Citing a backlog of unaccompanied asylum-seeking minors in need of care, the federal Office of Refugee Resettlement (ORR) announced this month that it has awarded five sole-source contracts for long-term foster care.
The year-and-a-half long contracts totaling $9.1 million, which will largely fund group care with some use of foster family homes, were made to:
- Lutheran Immigration and Refugee Services, with operations in California, Pennsylvania and Virginia
- Bethany Christian Services, California and Michigan
- New Life Foster Family Agency, California
- Building Bridges Foster Family Agency, California
- Board of Child Care, Kentucky and Michigan
When unaccompanied minors from noncontiguous countries arrive at the border, often after a perilous journey through Mexico, the Department of Homeland Security is required to place them in the custody of ORR. The majority of the children arrive from Guatemala, Honduras and El Salvador, although the system has seen an influx of Afghan youth since the U.S. withdrawal.

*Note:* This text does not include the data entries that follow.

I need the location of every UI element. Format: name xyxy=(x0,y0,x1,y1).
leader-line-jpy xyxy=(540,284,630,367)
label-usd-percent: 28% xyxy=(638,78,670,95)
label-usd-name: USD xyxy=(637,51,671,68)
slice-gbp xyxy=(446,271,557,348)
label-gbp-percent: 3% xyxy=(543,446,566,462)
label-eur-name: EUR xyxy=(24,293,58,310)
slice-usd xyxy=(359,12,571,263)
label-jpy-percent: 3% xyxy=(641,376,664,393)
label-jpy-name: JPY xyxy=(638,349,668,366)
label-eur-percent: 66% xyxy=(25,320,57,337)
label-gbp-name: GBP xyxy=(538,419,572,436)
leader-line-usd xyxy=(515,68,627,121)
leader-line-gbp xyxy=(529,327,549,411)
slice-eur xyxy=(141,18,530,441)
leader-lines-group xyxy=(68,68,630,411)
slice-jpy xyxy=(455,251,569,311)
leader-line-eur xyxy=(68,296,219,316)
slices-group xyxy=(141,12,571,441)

The agency then places children with contracted shelters around the country. While unaccompanied minors from Mexico are often quickly returned across the border, minors from Central America are infrequently returned home. More often, they are placed with family members in the U.S. and slated for a court date to determine a claim of asylum.
The shelter system is tasked with providing care for them as potential sponsors inside the United States — a parent or caregiver already here, relatives or family friends — is identified and approved.
The need to quickly award new contracts arises, according to Federal Register notice from ORR, from a “pending list with over 300 minors on it” who need long-term placements “due to the unanticipated influx of unaccompanied children at the southwestern border in 2021 and the unforeseen arrival of Unaccompanied Afghan Minors over the past year.”